Große und bekannte Stromanbieter mit einem großen Kundenstamm haben natürlich den Vorteil, dass sie sehr konstant am Markt stehen. Selten ist davon auszugehen, dass sie unverhofft verschwinden und der Kunde das Nachsehen hat oder die Wohnung dunkel bleibt. Mit mehr Kapital sind sie auch besser in der Lage Preisschwankungen auszugleichen.

Aber auch kleinere Versorger haben Ihre Vorzüge. So wird hier die Kundenbetreuung häufig sehr groß geschrieben und das Verhältnis ist aufgrund nur weniger Kunden mitunter persönlicher. Desweiteren kann sich das Unterstützen kleinerer Unternehmen positiv auf den Markt auswirken. Je mehr Anbieter es gibt, desto mehr Möglichkeiten haben Sie als Kunde zur Auswahl und umso mehr Firmen stehen in Konkurrenz und kämpfen um ihre Kunden. Den Vorteil genießt der Kunde durch günstigere Preise oder zusätzliche Dienstleistungen.

Soll ich in Vorkasse gehen, um einen günstigen Strompreis zu erlangen?

Würden Sie die Reparatur Ihres Autos im Voraus bezahlen, wenn sie dadurch günstiger wird? Eher nicht, denn wurde die Reparatur nicht fachmännisch ausgeführt, haben Sie als Kunde das Nachsehen. Wurde die Dienstleistung bereits bezahlt, fehlt Ihnen jegliches Druckmittel für eine Nachbesserung und korrekte Umsetzung des Auftrages.

Ähnlich ist es bei einem Stromversorger. Zwar fällt im Stromanbieter Preisvergleich auf, dass solche sogenannten "Prepaid-Tarife" auf den ersten Blick günstiger sind, Sie sollten jedoch sehr genau hinschauen. Mitunter kaufen Sie nur ein Leistungspaket und zahlen bei Mehrverbrauch deutlich mehr. Hinzu kommt natürlich, dass Sie das Risiko bei einer Insolvenz des Anbieter tragen. Kann er seinen Leistungen nicht mehr nachkommen, ist es nur sehr schwer möglich an das bereits gezahlte Geld oder seine Leistung zu kommen. Das muss natürlich nicht sein und es gibt durchaus viele Anbieter die sehr gut in dieser Form arbeiten und mit einem guten Preis locken. Das Risiko liegt aber beim Verbraucher.

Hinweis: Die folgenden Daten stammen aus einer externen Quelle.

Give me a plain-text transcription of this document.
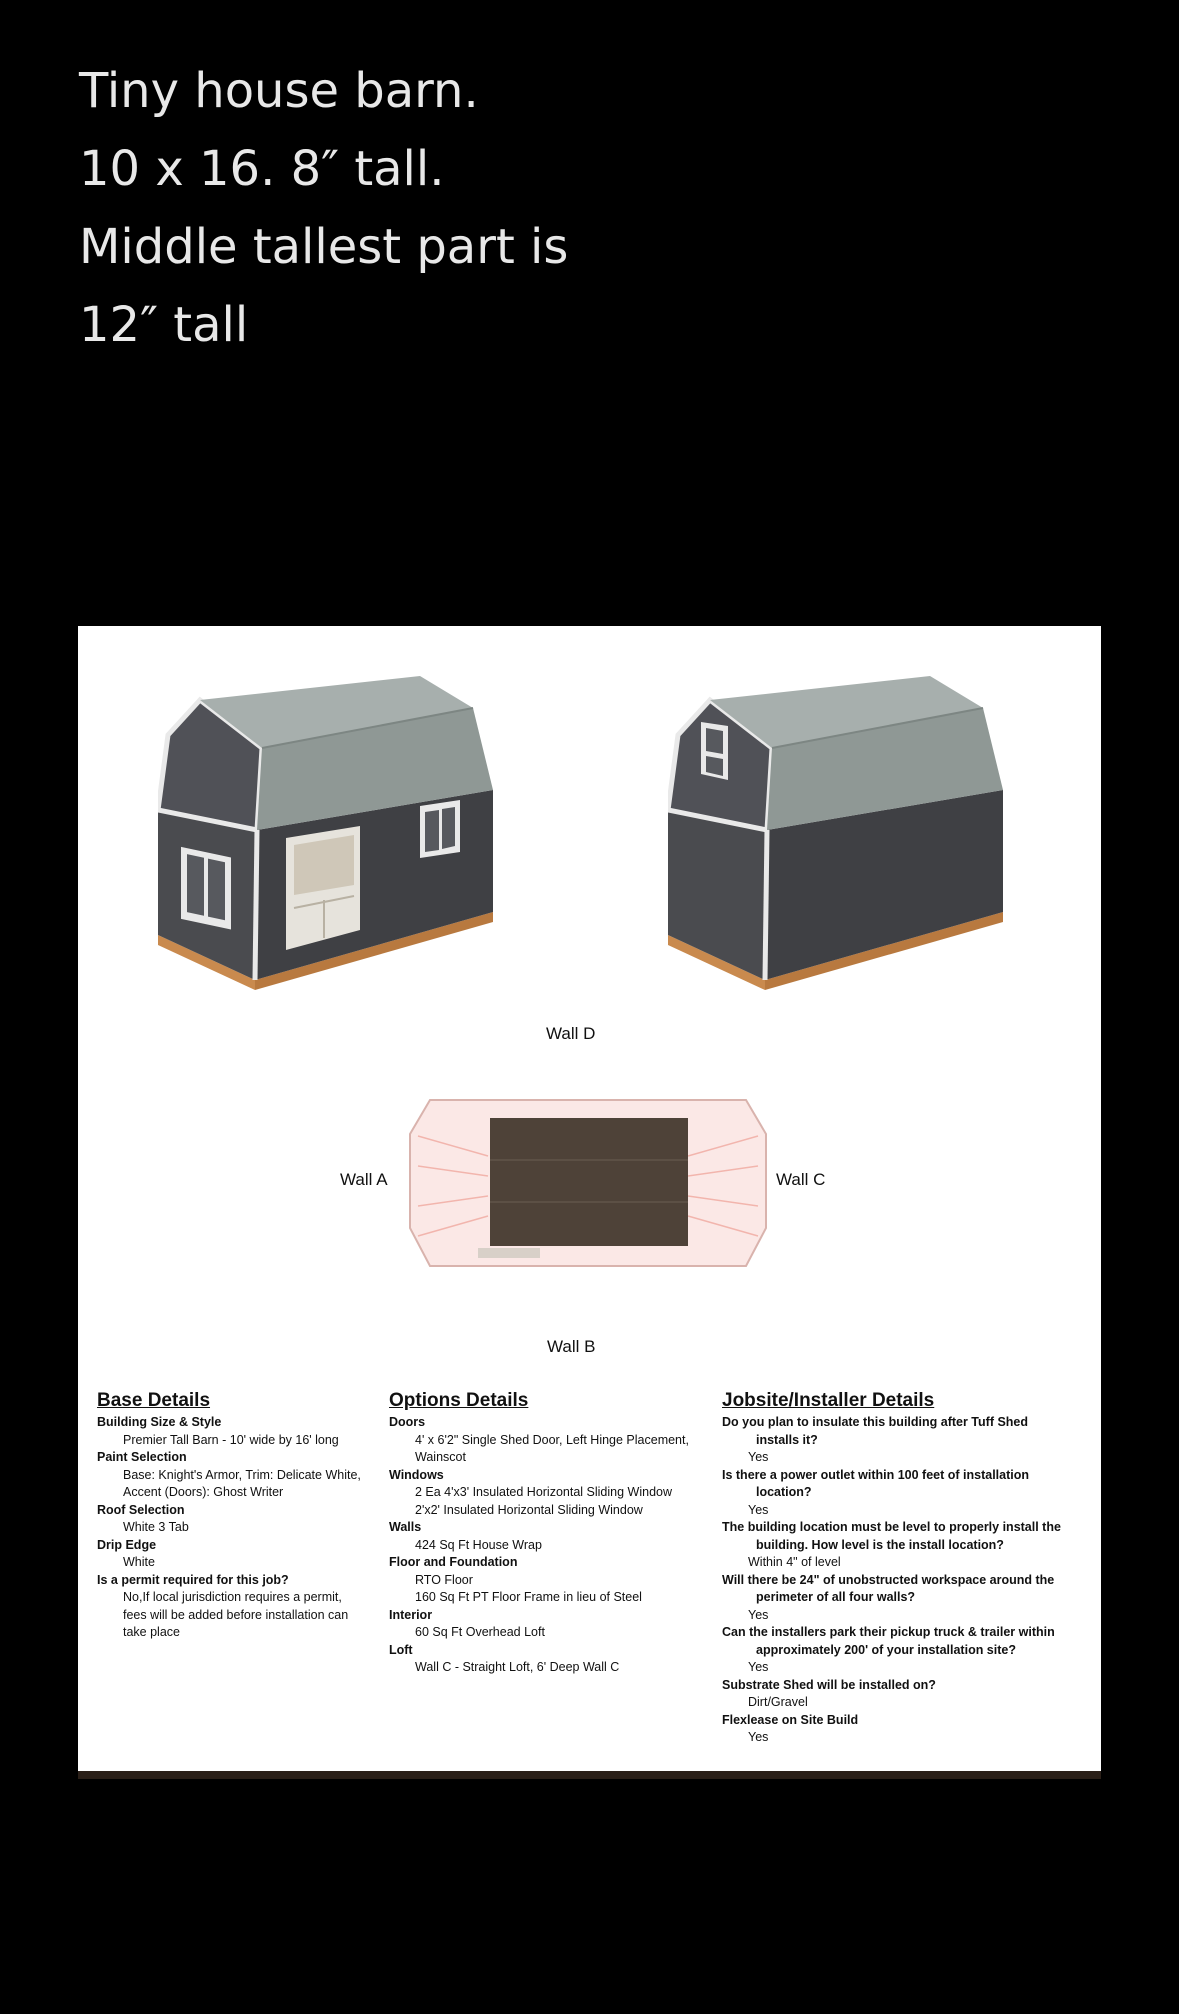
Tiny house barn.
10 x 16. 8″ tall.
Middle tallest part is
12″ tall
Wall D
Wall A	Wall C
Wall B
Base Details
Building Size & Style
Premier Tall Barn - 10' wide by 16' long
Paint Selection
Base: Knight's Armor, Trim: Delicate White, Accent (Doors): Ghost Writer
Roof Selection
White 3 Tab
Drip Edge
White
Is a permit required for this job?
No,If local jurisdiction requires a permit, fees will be added before installation can take place
Options Details
Doors
4' x 6'2" Single Shed Door, Left Hinge Placement, Wainscot
Windows
2 Ea 4'x3' Insulated Horizontal Sliding Window
2'x2' Insulated Horizontal Sliding Window
Walls
424 Sq Ft House Wrap
Floor and Foundation
RTO Floor
160 Sq Ft PT Floor Frame in lieu of Steel
Interior
60 Sq Ft Overhead Loft
Loft
Wall C - Straight Loft, 6' Deep Wall C
Jobsite/Installer Details
Do you plan to insulate this building after Tuff Shed installs it?
Yes
Is there a power outlet within 100 feet of installation location?
Yes
The building location must be level to properly install the building. How level is the install location?
Within 4" of level
Will there be 24" of unobstructed workspace around the perimeter of all four walls?
Yes
Can the installers park their pickup truck & trailer within approximately 200' of your installation site?
Yes
Substrate Shed will be installed on?
Dirt/Gravel
Flexlease on Site Build
Yes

Welche Alternativen habe ich, die Stromkosten zu senken?

Wessen Anbieter sich im Stromkosten Vergleich recht gut schlägt und wer auch mit den Dienstleistungen zufrieden ist, muss für einen günstigeren Preis  nicht gleich den Stromversorger wechseln. Gerade die ortsansässigen Stromanbieter (Stadtwerke) möchten natürlich ihre Stammkunden behalten, da für sie die Kundenbetreuung vor Ort einfach ist.

Stromfresser aufspüren und vermeiden

Es lohnt sich daher oft, sich die Angebote und Tarife der Stromversorger genauer anzusehen. Nicht selten gibt es günstigeren Strom, wenn vom gleichen Anbieter auch Wasser und/oder Gas bezogen wird. Solche Kombitarife sind eher seltener in einem Stromanbieter Vergleich zu finden, können aber durchaus günstiger sein. Gerade wer seinen Strom vom städtischen Stromversorger bezieht, sollte sich vor einem Stromanbieter genau informieren, welche Angebote dieser machen kann.

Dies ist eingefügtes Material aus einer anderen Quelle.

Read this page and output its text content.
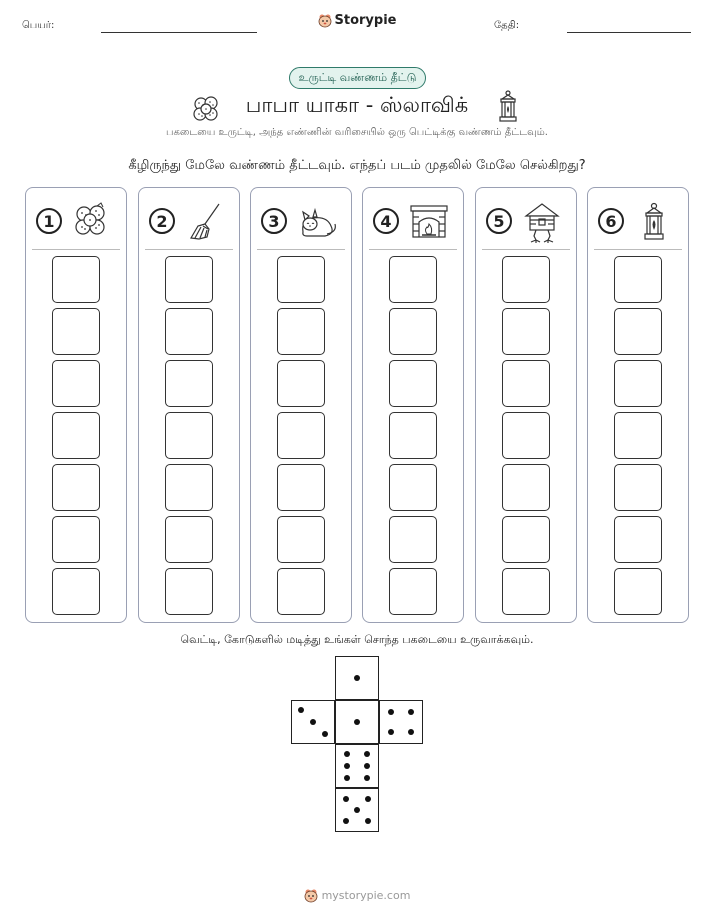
பெயர்:	Storypie	தேதி:
உருட்டி வண்ணம் தீட்டு
பாபா யாகா - ஸ்லாவிக்
பகடையை உருட்டி, அந்த எண்ணின் வரிசையில் ஒரு பெட்டிக்கு வண்ணம் தீட்டவும்.
கீழிருந்து மேலே வண்ணம் தீட்டவும். எந்தப் படம் முதலில் மேலே செல்கிறது?
1	2	3	4	5	6
வெட்டி, கோடுகளில் மடித்து உங்கள் சொந்த பகடையை உருவாக்கவும்.
mystorypie.com
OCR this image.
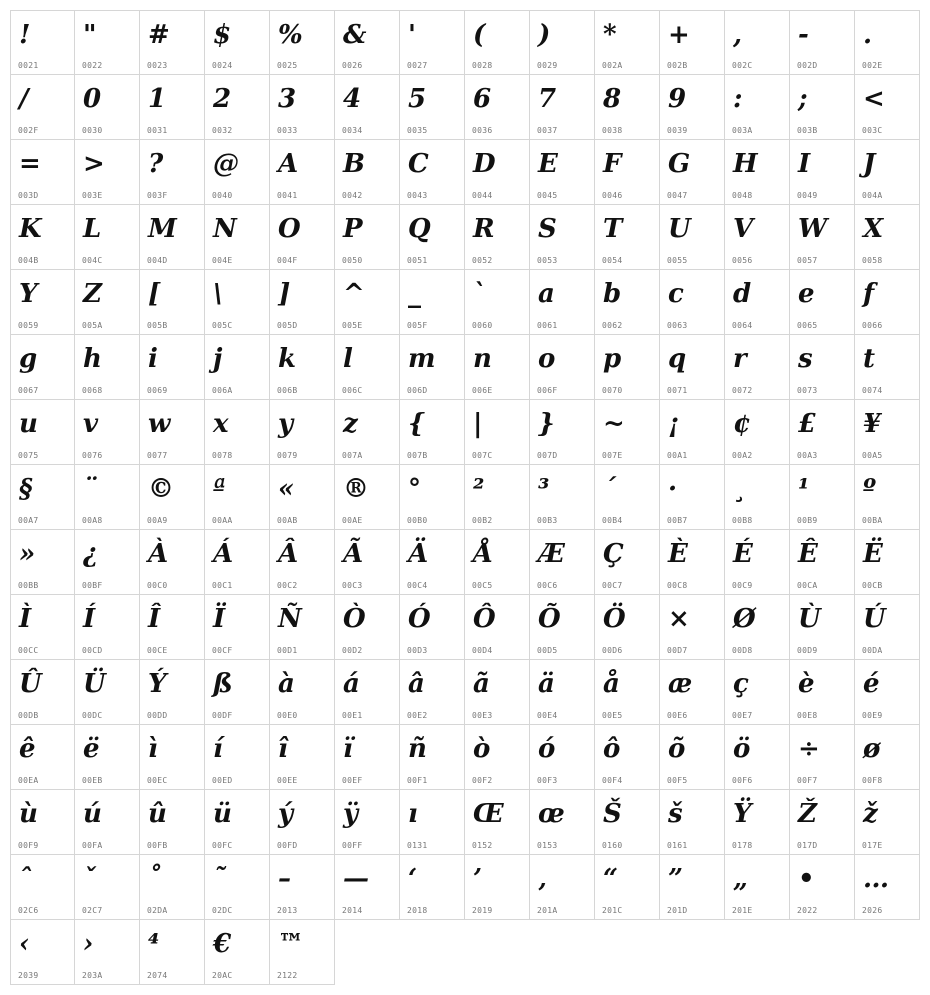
!
0021
"
0022
#
0023
$
0024
%
0025
&
0026
'
0027
(
0028
)
0029
*
002A
+
002B
,
002C
-
002D
.
002E
/
002F
0
0030
1
0031
2
0032
3
0033
4
0034
5
0035
6
0036
7
0037
8
0038
9
0039
:
003A
;
003B
<
003C
=
003D
>
003E
?
003F
@
0040
A
0041
B
0042
C
0043
D
0044
E
0045
F
0046
G
0047
H
0048
I
0049
J
004A
K
004B
L
004C
M
004D
N
004E
O
004F
P
0050
Q
0051
R
0052
S
0053
T
0054
U
0055
V
0056
W
0057
X
0058
Y
0059
Z
005A
[
005B
\
005C
]
005D
^
005E
_
005F
`
0060
a
0061
b
0062
c
0063
d
0064
e
0065
f
0066
g
0067
h
0068
i
0069
j
006A
k
006B
l
006C
m
006D
n
006E
o
006F
p
0070
q
0071
r
0072
s
0073
t
0074
u
0075
v
0076
w
0077
x
0078
y
0079
z
007A
{
007B
|
007C
}
007D
~
007E
¡
00A1
¢
00A2
£
00A3
¥
00A5
§
00A7
¨
00A8
©
00A9
ª
00AA
«
00AB
®
00AE
°
00B0
²
00B2
³
00B3
´
00B4
·
00B7
¸
00B8
¹
00B9
º
00BA
»
00BB
¿
00BF
À
00C0
Á
00C1
Â
00C2
Ã
00C3
Ä
00C4
Å
00C5
Æ
00C6
Ç
00C7
È
00C8
É
00C9
Ê
00CA
Ë
00CB
Ì
00CC
Í
00CD
Î
00CE
Ï
00CF
Ñ
00D1
Ò
00D2
Ó
00D3
Ô
00D4
Õ
00D5
Ö
00D6
×
00D7
Ø
00D8
Ù
00D9
Ú
00DA
Û
00DB
Ü
00DC
Ý
00DD
ß
00DF
à
00E0
á
00E1
â
00E2
ã
00E3
ä
00E4
å
00E5
æ
00E6
ç
00E7
è
00E8
é
00E9
ê
00EA
ë
00EB
ì
00EC
í
00ED
î
00EE
ï
00EF
ñ
00F1
ò
00F2
ó
00F3
ô
00F4
õ
00F5
ö
00F6
÷
00F7
ø
00F8
ù
00F9
ú
00FA
û
00FB
ü
00FC
ý
00FD
ÿ
00FF
ı
0131
Œ
0152
œ
0153
Š
0160
š
0161
Ÿ
0178
Ž
017D
ž
017E
ˆ
02C6
ˇ
02C7
˚
02DA
˜
02DC
–
2013
—
2014
‘
2018
’
2019
‚
201A
“
201C
”
201D
„
201E
•
2022
…
2026
‹
2039
›
203A
⁴
2074
€
20AC
™
2122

Für etwas weniger zu zahlen ist gut. Die Kosten  aber gar nicht erst entstehen zu lassen, natürlich viel besser. Der sinnvolle Weg die Stromkosten zu senken, besteht also nicht nur darin, den Stromanbieter zu wechseln. Den Stromverbrauch zu senken ist ebenso effektiv. Bevor Sie jetzt aber – weil viele davon reden – Ihre Beleuchtung komplett auf LEDs umzustellen, sollten Sie sich bewusst machen, wo das größte Sparpotential wirklich liegt. Die Beleuchtung ist es definitiv nicht und es dauert sehr lange, bis sich der Umstieg auf LEDs amortisiert.

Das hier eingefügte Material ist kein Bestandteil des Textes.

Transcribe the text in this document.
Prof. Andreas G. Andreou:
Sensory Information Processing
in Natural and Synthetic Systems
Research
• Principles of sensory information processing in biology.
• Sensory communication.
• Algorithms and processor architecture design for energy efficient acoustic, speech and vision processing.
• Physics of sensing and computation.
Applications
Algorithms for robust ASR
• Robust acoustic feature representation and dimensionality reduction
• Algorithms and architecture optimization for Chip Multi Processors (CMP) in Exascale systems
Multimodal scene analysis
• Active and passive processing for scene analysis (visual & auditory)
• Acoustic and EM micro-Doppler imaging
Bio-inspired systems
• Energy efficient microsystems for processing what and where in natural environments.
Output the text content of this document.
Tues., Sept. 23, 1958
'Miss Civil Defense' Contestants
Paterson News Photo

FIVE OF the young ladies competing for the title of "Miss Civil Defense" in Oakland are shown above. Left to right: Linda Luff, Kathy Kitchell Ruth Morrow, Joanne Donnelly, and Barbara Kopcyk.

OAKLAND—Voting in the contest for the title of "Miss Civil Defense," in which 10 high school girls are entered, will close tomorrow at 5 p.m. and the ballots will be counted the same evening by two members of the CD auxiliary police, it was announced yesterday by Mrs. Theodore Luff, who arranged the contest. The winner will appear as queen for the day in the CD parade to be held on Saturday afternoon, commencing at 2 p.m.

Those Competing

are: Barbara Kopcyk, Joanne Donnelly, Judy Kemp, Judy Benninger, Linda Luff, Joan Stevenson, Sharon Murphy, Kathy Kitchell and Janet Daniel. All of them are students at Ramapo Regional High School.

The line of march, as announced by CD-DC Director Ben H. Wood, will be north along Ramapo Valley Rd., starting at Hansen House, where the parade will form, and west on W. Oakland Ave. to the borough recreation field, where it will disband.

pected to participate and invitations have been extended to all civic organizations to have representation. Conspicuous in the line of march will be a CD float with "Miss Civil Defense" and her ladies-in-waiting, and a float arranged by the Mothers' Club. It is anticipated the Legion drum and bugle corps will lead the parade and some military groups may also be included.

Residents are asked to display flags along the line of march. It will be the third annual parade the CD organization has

Vielmehr sollten Sie die Großverbraucher ausfindig machen und überlegen, wo Sparpotential liegt. Muss die Wäsche tatsächlich in den Trockner oder kann ich mir nicht doch die Zeit nehmen und sie aufhängen? Ein Plasma-Fernseher hat tolle Farben, verbraucht aber mehr Strom als ein LED-Bildschirm. Sogenannte Energiemessgeräte geben Aufschluss über den Verbrauch des angeschlossenen Geräten und sollten sich die Stromkosten eingeben lassen, kann zusätzlich abgelesen werden, wie teuer ein Trocknergang oder eine Stunde fernsehen tatsächlich ist. Eine solche Übersicht hilft sehr gut, effektiv den Stromverbrauch zu senken.